Comments by another Democratic hopeful, Edmund G. (Jerry) Brown Jr., were as different on the Middle East as the individualistic and unpredictable politics of California differ from the race-and religion-driven traditional politics of New York. In campaigning for the Democratic presidential nomination, California ax-Governor Brown has based his appeal on an anti-special interest pledge to accept no campaign contributions of more than $100.
If that seems a suicidal limitation on campaign fund-raising, it has a dramatically liberating effect on Brown's campaign rhetoric, which clearly isn't based upon pleasing political action committees.
Asked by Journalist John McLaughlin, in an NBC interview televised Nov. 3, whether he thought "George Bush is doing a good job in his Mideast peace conference" Brown responded:
''I have to say the fact that there are all those people over there talking in Madrid is a wonderful thing, and I think the president deserves a lot of credit for that.''
Asked by McLaughlin if he thought the president ''went too far in saying that there should be self-rule for the Palestinians within five years and that puts too much pressure on Israel?'' Brown answered:
"No, I think that's very consistent with the Camp David accords where economy was talked about, where there is a gradual process of democratization, where each side can learn to live with one another.''
McLaughlin, whose own Middle East opinions seem close to those of both Bush and Brown, but who clearly isn't used to hearing them from candidates running for election, pressed on:
''So you wouldn't do anything differently from the way Jim Baker and George Bush are handling the entire peace conference?"
''I can't see anything at this point that would improve on the way it is today," Brown replied. ''No, I can't. I wish I could come up with something better, and I think it's not clear where it's going to go, but I think all Americans have to hope and pray that we're going to make progress over there. "

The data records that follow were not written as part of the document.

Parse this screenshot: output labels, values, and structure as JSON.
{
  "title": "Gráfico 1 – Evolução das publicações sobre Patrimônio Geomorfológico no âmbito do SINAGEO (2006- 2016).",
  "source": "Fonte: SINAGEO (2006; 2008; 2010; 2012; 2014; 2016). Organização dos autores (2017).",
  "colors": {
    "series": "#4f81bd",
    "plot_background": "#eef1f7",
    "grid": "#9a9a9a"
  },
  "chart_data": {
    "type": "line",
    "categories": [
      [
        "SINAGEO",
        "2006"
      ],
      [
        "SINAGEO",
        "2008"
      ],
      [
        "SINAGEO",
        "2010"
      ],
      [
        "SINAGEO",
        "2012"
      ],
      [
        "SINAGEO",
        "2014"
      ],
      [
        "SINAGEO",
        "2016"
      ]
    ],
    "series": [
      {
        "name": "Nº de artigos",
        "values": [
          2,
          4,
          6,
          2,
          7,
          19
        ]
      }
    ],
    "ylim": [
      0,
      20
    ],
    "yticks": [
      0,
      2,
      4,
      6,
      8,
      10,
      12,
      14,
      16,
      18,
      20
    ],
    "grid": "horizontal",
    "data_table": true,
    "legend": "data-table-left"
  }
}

To keep the record straight, Governor Cuomo's reference to Baker is based upon the fact that when the secretary of state first suggested in a May 1989 speech to the national convention of the American Israel Public Affairs Committee that delegates persuade Israeli Prime Minister Shamir to "abandon the dream of 'Greater Israel,'" Baker had not yet visited Israel. Prior to the Madrid conference, however, Baker visited the Middle East eight times, and on some of those trips made multiple visits to Israel.
Maybe it's now time for New York's governor to visit "Greater Israel, " and then find out what most Americans think of giving it more aid by getting out of New York and into some of the 49 other United States.
Lucille Barnes covers national politics for various publications.